Personal Finance Tips you really should Avoid

Okay, we’ll admit it, there are literally thousands of blogs online giving personal finance advice these days. Not only that but your neighbors, your family and even the mailman seem to have personal finance tips that they think are ‘the best’. The problem is figuring out  which of their tips is good and, conversely, bad.

The fact is, what sounds like sensible advice can sometimes turn out to be the worst advice you’ve ever gotten, at least financially. Sometimes what is considered to be the best conventional wisdom is nothing of the sort and, when wide held beliefs turn out to be bad ideas, it’s sometimes good to know what they are  so that you can avoid them. The following 4 personal finance tips that you might already have heard about (and maybe even have used our for that matter) should be completely avoided because they aren’t nearly as good as they might sound.

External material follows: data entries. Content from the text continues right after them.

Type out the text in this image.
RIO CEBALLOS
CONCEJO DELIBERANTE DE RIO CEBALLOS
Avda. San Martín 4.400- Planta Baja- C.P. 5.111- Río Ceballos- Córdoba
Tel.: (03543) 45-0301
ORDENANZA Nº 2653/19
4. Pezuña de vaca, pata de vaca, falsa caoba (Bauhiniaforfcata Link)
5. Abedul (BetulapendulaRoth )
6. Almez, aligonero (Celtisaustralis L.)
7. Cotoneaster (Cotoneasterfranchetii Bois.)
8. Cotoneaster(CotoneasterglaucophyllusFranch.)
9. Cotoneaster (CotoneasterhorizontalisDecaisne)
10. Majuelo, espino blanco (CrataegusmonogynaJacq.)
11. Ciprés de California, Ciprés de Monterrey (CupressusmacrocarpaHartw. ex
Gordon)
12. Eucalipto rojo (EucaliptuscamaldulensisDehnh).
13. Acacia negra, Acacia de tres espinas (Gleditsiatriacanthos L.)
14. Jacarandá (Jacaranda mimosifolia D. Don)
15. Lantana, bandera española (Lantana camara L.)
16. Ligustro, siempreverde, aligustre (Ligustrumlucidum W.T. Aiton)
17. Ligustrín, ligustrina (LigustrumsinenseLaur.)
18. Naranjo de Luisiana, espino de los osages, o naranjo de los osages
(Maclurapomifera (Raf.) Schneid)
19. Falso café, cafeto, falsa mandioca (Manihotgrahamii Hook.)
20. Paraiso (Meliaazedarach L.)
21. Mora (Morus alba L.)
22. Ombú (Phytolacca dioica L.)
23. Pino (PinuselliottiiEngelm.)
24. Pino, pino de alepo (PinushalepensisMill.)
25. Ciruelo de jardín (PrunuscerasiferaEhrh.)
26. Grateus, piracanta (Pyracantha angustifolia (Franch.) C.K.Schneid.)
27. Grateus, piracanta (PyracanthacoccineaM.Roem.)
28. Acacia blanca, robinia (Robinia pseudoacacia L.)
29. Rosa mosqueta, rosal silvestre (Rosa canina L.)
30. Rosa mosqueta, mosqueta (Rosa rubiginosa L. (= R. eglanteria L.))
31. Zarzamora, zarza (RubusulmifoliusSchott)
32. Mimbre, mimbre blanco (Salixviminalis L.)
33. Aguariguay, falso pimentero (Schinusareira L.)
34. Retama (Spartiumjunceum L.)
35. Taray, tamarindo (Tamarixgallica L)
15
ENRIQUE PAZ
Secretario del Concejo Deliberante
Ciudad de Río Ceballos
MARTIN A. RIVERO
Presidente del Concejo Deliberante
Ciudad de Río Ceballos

  1. Using a debt settlement company to pay off your debts. If you are struggling under heavy debt any advice might seem like good advice. Indeed, many debt settlement firms will give you what appears to be a very appealing  pitch: sign up with us and we’ll  cut down your debts greatly.  All you need to do is send them your monthly payments (instead of sending them to your creditors) and they’ll battle those creditors and also banks and credit cards on your behalf.

 

The fact is, while settling debts is an excellent option for those people who are delinquent on their payments and to have access to a large lump sum of money that they can offer as a settlement, very few people actually fit this criteria. In fact, if this is you then you hardly need a debt settlement company at all.

 

Even worse, most of debt settlement companies will actually hold onto your payments for several months in some cases before they actually start your settlement process. What this means for you, as the consumer, is that you’re going to have to endure a few months more phone calls from annoying and sometimes rude bill collectors.

 

  1.  Paying whatever you can pay. Many consumers are under the false assumption that they can pay any amount that they like on a debt that they owe and that this show of ‘good faith’ will oblige their creditors to work with them. The fact is, there’s no such thing as getting ‘extra credit’ for your effort when it comes to debts that are delinquent.

 

The mistake that people make is that they rationalize that any payment is better than no payment. The fact is, unless you’ve actually worked out an agreement with your creditor to pay a lesser amount than what you should, you’ll find that there’s no automatic agreement that will kick in and protect you if you just send in whatever amount of money that you can orient you want to.

 

At the end of the day, no matter what arrangement that you’ve made with your creditor you’d best to have it in writing.

 

  1. Carrying a credit card balance with the hopes of improving your credit score. One of the biggest misconceptions that many consumers have is that carrying a balance on their credit cards and only paying the minimum payment will be helpful in terms of their credit history. While it is definitely a good idea to regularly use your credit cards for small purchases  so that your timely payment history is recorded on your credit report, it’s much better to carry a low or zero balance from month to month.

 

Carrying a balance doesn’t particularly hurt your credit but, because you’re going to be paying interest on that borrowed money every month, it can actually end up being quite an expensive mistake. Not only that but, if you carry a balance that’s greater than 30% of your credit limit on any single card, your credit may well suffer due to the fact that your utilization ratio is too high.

 

  1. Using your 401(k) to pay off your debt. We saved the worst for last as using your 401(k) or 403(b)  or, for that matter, any retirement savings to pay off debts is a very bad idea. Indeed, this should be the choice of last resort, even after bankruptcy.

 

The problem is that all too often many consumers are shocked to find that the taxes they need to pay because of their early withdrawals are very high. Not only that but, once a retirement fund is drained, it could take anywhere from 15 to 30 years to get it back to where it was and, in many cases, a consumer just doesn’t have this luxury of time.

These four personal finance mistakes are repeated on a daily basis all over the United States because, in most cases, the people who are making these mistakes believe that they’re doing the right thing because they’ve been advised to do it by a well-meaning friend, family member or grocery store clerk. (Okay, that last one is a stretch.)  If you’re contemplating following any of the four relatively awful tips above, we urge you to reconsider and talk to a real financial expert before you move forward.